En tant qu’explorateur cycliste de la ville, je suis toujours à la recherche du hors piste. Les endroits oubliés, les zones semi-hostiles où la nature reprend ses droits… C’est devenu rare à Paris. Il y a eu longtemps les sablières des quais du XIIIe directement sorties de chez Simenon, ou les usines interlopes, les moulins de Pantin sur le canal de l’Ourcq… Tout a été civilisé.
Pour retrouver un peu de sauvagerie, j’ai donc tenté les quais de Seine inondés. Incertain cabotage à contre-courant sur deux roues. Et j’y ai fait la rencontre improbable pour un cycliste d’une famille poisson, se glissant sous mon pédalier. Ca valait le coup de mouiller le pantalon.
Inutile d’aller chercher au bout du monde le frisson du danger et l’adrénaline. Traverser la place de la Concorde à Paris est l’une des dernières grandes aventures humaines. Chez le cycliste, c’est un bon moyen de tester sa légitimité sur la chaussée et sa capacité à imposer la douceur de son mode de transport.

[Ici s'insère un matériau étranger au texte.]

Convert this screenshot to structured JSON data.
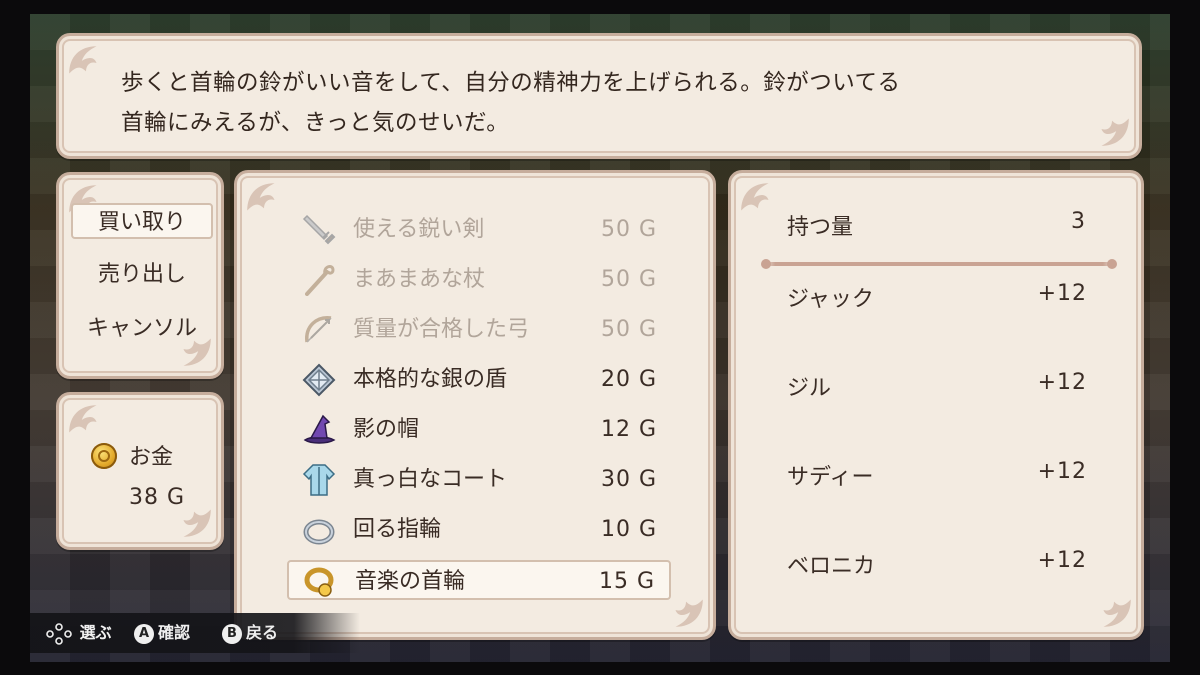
{
  "description": {
    "line1": "歩くと首輪の鈴がいい音をして、自分の精神力を上げられる。鈴がついてる",
    "line2": "首輪にみえるが、きっと気のせいだ。"
  },
  "commands": [
    {
      "label": "買い取り",
      "selected": true
    },
    {
      "label": "売り出し",
      "selected": false
    },
    {
      "label": "キャンソル",
      "selected": false
    }
  ],
  "money": {
    "label": "お金",
    "amount": "38 G",
    "icon": "gold-coin-icon"
  },
  "items": [
    {
      "name": "使える鋭い剣",
      "price": "50 G",
      "icon": "sword-icon",
      "available": false
    },
    {
      "name": "まあまあな杖",
      "price": "50 G",
      "icon": "staff-icon",
      "available": false
    },
    {
      "name": "質量が合格した弓",
      "price": "50 G",
      "icon": "bow-icon",
      "available": false
    },
    {
      "name": "本格的な銀の盾",
      "price": "20 G",
      "icon": "silver-shield-icon",
      "available": true
    },
    {
      "name": "影の帽",
      "price": "12 G",
      "icon": "wizard-hat-icon",
      "available": true
    },
    {
      "name": "真っ白なコート",
      "price": "30 G",
      "icon": "coat-icon",
      "available": true
    },
    {
      "name": "回る指輪",
      "price": "10 G",
      "icon": "ring-icon",
      "available": true
    },
    {
      "name": "音楽の首輪",
      "price": "15 G",
      "icon": "collar-icon",
      "available": true,
      "selected": true
    }
  ],
  "party": {
    "hold_label": "持つ量",
    "hold_value": "3",
    "members": [
      {
        "name": "ジャック",
        "value": "+12"
      },
      {
        "name": "ジル",
        "value": "+12"
      },
      {
        "name": "サディー",
        "value": "+12"
      },
      {
        "name": "ベロニカ",
        "value": "+12"
      }
    ]
  },
  "hint": {
    "dpad_icon": "dpad-icon",
    "select_label": "選ぶ",
    "a_glyph": "A",
    "confirm_label": "確認",
    "b_glyph": "B",
    "back_label": "戻る"
  }
}
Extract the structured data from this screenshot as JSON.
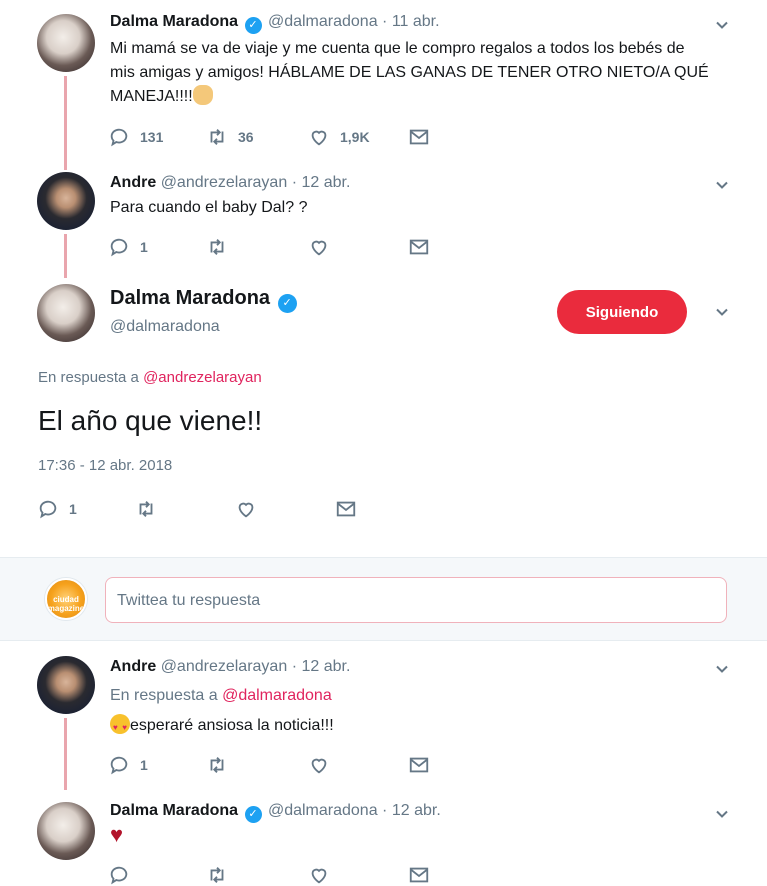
{
  "tweets": [
    {
      "name": "Dalma Maradona",
      "verified": true,
      "handle": "@dalmaradona",
      "date": "11 abr.",
      "text_line1": "Mi mamá se va de viaje y me cuenta que le compro regalos a todos los bebés de",
      "text_line2": "mis amigas y amigos! HÁBLAME DE LAS GANAS DE TENER OTRO NIETO/A QUÉ",
      "text_line3": "MANEJA!!!!",
      "replies": "131",
      "retweets": "36",
      "likes": "1,9K"
    },
    {
      "name": "Andre",
      "handle": "@andrezelarayan",
      "date": "12 abr.",
      "text": "Para cuando el baby Dal? ?",
      "replies": "1"
    }
  ],
  "focused_tweet": {
    "name": "Dalma Maradona",
    "verified": true,
    "handle": "@dalmaradona",
    "follow_button": "Siguiendo",
    "replying_prefix": "En respuesta a",
    "replying_to": "@andrezelarayan",
    "text": "El año que viene!!",
    "timestamp": "17:36 - 12 abr. 2018",
    "replies": "1"
  },
  "reply_composer": {
    "placeholder": "Twittea tu respuesta",
    "avatar_text": "ciudad magazine"
  },
  "replies": [
    {
      "name": "Andre",
      "handle": "@andrezelarayan",
      "date": "12 abr.",
      "replying_prefix": "En respuesta a",
      "replying_to": "@dalmaradona",
      "text": "esperaré ansiosa la noticia!!!",
      "replies": "1"
    },
    {
      "name": "Dalma Maradona",
      "verified": true,
      "handle": "@dalmaradona",
      "date": "12 abr."
    }
  ],
  "colors": {
    "accent_red": "#ea2b3d",
    "thread_line": "#e9a5ad",
    "muted": "#657786",
    "verified_blue": "#1da1f2"
  }
}
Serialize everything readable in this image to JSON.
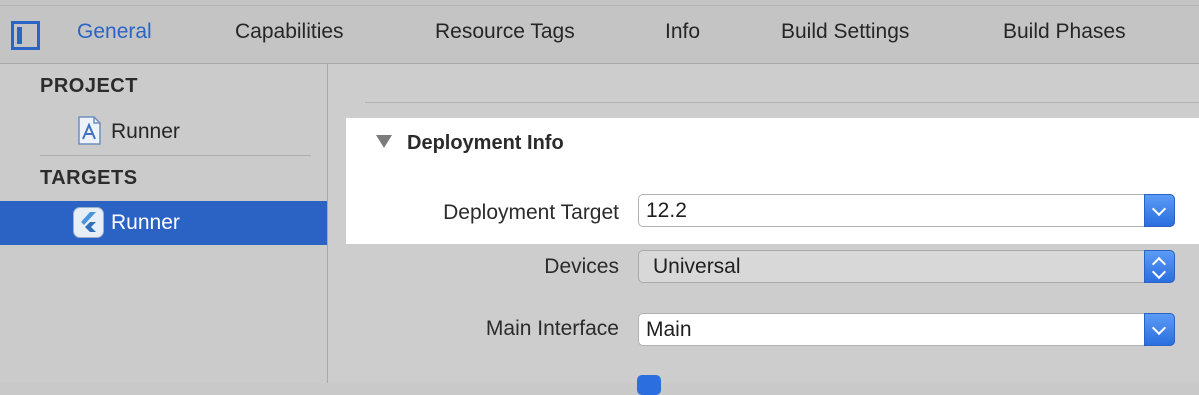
{
  "toolbar": {
    "sidebar_toggle_icon": "sidebar-toggle-icon",
    "tabs": [
      {
        "label": "General",
        "active": true
      },
      {
        "label": "Capabilities",
        "active": false
      },
      {
        "label": "Resource Tags",
        "active": false
      },
      {
        "label": "Info",
        "active": false
      },
      {
        "label": "Build Settings",
        "active": false
      },
      {
        "label": "Build Phases",
        "active": false
      }
    ]
  },
  "sidebar": {
    "project_header": "PROJECT",
    "project_item": {
      "label": "Runner",
      "icon": "xcode-project-icon"
    },
    "targets_header": "TARGETS",
    "target_item": {
      "label": "Runner",
      "icon": "flutter-app-icon",
      "selected": true
    }
  },
  "main": {
    "section_title": "Deployment Info",
    "fields": {
      "deployment_target": {
        "label": "Deployment Target",
        "value": "12.2"
      },
      "devices": {
        "label": "Devices",
        "value": "Universal"
      },
      "main_interface": {
        "label": "Main Interface",
        "value": "Main"
      }
    }
  },
  "colors": {
    "accent": "#2a64c4",
    "selection": "#2a63c3",
    "highlight": "#ffffff"
  }
}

Je conseille de s’y engager sans un regard pour les automobilistes (c’est à eux de prendre soin de vous) avec la tranquille assurance du curé de campagne ou la légèreté papillonnante de la jeune fille en fleurs. Je recommande aussi fortement de siffloter gaiement. Et alors le miracle opérera : le flot de voitures s’ouvrira face à vous comme la Mer Rouge devant le peuple juif. Garanti.
A Madagascar, on croise parfois ce genre de couple dépareillé. Le type, parfaitement décomplexé, venu consommer la jeunesse locale comme un vampire.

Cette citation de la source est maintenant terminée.